On the other end of the age spectrum is the exposure of Planned Parenthood's selling body parts of aborted babies in a series of undercover videos. Most people who watched them were shocked, Amerling observes, "but the Left went into a defensive crouch and pushed prosecution of the Center for Medical Progress for violating laws against surreptitious recording."
A 1984 law outlaws receiving "valuable consideration" for human organs, he notes. Planned Parenthood should be prosecuted for violating this law, Amerling states. "Incidentally, this law also prohibits consenting adults from selling a kidney, or a piece of the liver."
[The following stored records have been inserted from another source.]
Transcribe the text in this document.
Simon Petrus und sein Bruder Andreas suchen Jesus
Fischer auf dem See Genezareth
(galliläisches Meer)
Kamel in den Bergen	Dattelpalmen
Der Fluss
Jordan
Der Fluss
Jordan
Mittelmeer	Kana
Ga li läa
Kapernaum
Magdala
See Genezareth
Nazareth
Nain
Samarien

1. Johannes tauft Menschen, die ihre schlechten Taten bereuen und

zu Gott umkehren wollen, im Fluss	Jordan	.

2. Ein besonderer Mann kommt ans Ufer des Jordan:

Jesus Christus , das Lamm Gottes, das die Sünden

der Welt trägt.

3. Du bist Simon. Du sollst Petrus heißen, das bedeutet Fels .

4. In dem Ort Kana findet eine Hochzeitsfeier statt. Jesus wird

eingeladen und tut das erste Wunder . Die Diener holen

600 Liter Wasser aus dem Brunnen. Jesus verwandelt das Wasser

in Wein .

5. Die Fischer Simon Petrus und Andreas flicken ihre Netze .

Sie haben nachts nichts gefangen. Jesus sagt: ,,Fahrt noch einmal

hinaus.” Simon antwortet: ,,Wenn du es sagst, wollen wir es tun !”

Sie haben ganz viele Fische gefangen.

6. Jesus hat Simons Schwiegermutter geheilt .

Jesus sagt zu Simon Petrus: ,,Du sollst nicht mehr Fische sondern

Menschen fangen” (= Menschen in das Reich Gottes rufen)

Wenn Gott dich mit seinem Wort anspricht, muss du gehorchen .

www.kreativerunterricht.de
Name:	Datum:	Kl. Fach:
"The abortion industry and Planned Parenthood originated in the population control and eugenics movements," Amerling writes, noting that the underlying antihumanist ideology is also pervasive in environmentalism. The idea that the way to protect insects, fish, and other animals is by preventing human beings from having children is part of an approach that integrates population control into environmentalist initiatives, Amerling observes.
"The Hippocratic ethic of the medical profession stands in the way of the antihumanist Left," Amerling concludes. "We must continue to stand up for the rights of our individual patients, including the elderly, the sick, and the unborn. We must speak out against the pseudoscience behind this evil movement, and reaffirm the noble goals of our profession to preserve life, to heal, and to soothe."
The Journal of American Physicians and Surgeons is published by the Association of American Physicians and Surgeons (AAPS), a national organization representing physicians in all specialties since 1943.